The first half of 2020 proved to be the biggest test to date for the newly electronic fixed-income market structure. While official sector intervention was clearly needed to stabilize markets in March 2020, the infrastructure for trading corporate and municipal bonds proved impressively robust. Clients were reminded how important their dealer relationships were, while at the same time electronic trading platforms showed they could handle what turned out to be historic trading and data volumes.
Nevertheless, the market shock forced all market participants to rethink various aspects of their business and operating models. The widely held belief that traders could never work from home has clearly been debunked. Perceived volume limits for fixed-income electronic trading were all broken. The toolkit of the Federal Reserve proved to be considerably bigger and more diverse than the market ever imagined.
Also, it’s been made clear that relationships really matter—not just for access to new issues or balance sheet, but for help in understanding what in the world is going on. The bond market has absolutely been transformed by technology over the past decade—that is undeniable. But trading bonds is still very much a people business, where understanding your customer matters, even if technology and data help with that understanding.

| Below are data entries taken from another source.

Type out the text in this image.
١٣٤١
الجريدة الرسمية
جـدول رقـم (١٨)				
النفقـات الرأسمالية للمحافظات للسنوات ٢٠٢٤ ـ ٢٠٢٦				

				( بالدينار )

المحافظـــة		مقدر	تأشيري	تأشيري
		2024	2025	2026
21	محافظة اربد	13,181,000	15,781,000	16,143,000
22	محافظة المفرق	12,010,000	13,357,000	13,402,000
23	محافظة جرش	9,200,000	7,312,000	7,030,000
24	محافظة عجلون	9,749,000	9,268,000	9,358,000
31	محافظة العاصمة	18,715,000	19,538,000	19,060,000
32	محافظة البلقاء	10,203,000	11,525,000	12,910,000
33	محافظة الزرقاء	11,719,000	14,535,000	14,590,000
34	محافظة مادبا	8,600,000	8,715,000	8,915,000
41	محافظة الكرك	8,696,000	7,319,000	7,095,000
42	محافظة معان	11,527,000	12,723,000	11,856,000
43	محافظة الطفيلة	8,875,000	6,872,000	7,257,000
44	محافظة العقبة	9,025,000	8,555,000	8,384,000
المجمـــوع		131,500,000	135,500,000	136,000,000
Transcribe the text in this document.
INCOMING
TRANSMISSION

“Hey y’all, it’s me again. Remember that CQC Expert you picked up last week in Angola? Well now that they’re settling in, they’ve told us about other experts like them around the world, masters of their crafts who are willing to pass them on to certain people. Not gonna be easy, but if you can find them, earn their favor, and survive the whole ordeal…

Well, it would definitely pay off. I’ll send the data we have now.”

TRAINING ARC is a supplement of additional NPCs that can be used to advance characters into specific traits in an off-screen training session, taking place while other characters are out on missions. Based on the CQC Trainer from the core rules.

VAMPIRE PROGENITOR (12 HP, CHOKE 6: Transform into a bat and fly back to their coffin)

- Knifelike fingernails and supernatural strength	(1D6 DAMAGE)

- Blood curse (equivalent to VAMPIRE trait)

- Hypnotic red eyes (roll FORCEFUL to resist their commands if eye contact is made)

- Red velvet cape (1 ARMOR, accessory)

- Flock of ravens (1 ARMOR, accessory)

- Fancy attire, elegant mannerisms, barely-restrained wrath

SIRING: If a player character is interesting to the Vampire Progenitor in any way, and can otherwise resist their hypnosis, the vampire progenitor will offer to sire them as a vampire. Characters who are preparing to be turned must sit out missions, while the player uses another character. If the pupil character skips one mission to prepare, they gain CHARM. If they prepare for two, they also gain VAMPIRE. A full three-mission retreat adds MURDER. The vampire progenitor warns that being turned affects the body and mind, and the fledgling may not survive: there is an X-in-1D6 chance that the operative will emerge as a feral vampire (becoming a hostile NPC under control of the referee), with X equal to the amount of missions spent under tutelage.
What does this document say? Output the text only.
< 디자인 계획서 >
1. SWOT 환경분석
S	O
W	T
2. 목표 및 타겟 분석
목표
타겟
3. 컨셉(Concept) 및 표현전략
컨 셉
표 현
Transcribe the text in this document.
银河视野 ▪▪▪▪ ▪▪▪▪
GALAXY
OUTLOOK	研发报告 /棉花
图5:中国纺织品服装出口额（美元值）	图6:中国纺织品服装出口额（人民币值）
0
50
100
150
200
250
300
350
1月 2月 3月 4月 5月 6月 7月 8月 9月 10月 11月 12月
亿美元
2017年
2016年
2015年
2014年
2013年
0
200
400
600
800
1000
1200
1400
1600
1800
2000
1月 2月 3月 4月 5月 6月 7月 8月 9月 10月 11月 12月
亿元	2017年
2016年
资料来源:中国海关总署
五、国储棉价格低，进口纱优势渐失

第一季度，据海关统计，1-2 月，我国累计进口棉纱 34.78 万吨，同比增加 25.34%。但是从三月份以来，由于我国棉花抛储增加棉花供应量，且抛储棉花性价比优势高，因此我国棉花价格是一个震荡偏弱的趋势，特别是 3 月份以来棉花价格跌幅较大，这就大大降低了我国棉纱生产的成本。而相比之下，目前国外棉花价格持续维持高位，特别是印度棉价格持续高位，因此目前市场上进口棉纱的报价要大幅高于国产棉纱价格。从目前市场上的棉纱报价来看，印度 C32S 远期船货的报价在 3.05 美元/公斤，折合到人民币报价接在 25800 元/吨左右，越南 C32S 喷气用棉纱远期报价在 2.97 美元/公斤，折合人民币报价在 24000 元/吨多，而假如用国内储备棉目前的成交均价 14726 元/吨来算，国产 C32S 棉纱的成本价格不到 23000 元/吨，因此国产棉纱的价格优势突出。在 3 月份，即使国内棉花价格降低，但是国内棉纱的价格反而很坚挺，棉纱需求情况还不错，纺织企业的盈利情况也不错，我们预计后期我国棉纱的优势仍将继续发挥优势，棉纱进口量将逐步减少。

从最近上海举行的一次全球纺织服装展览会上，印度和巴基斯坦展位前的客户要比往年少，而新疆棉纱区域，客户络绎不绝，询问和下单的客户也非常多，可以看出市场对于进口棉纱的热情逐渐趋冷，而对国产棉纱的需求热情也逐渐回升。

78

This study, conducted in the summer of 2020, examines the growth priorities, technology spending and market structure views of regional and middle market corporate bond and municipal bond dealers in the United States. While this group is diverse by definition, including some banks that are truly global and others that are particularly focused on a single region of the U.S., their participation in the bond market is critical and continues to evolve along with the overall market.Methodology
Greenwich Associates, in partnership with BDA, sought responses from key corporate bond and municipal bond dealers in the United States (including BDA member firms). Interviews were collected from 21 firms during July and August 2020 via an electronic survey. This research examines the impact of the COVID-19 crisis on fixed-income trading desks, corporate bond and municipal bond market structure, the use of technology, the evolving skillset of sales and trading professionals, and the evolution of operating a sell-side trading desk.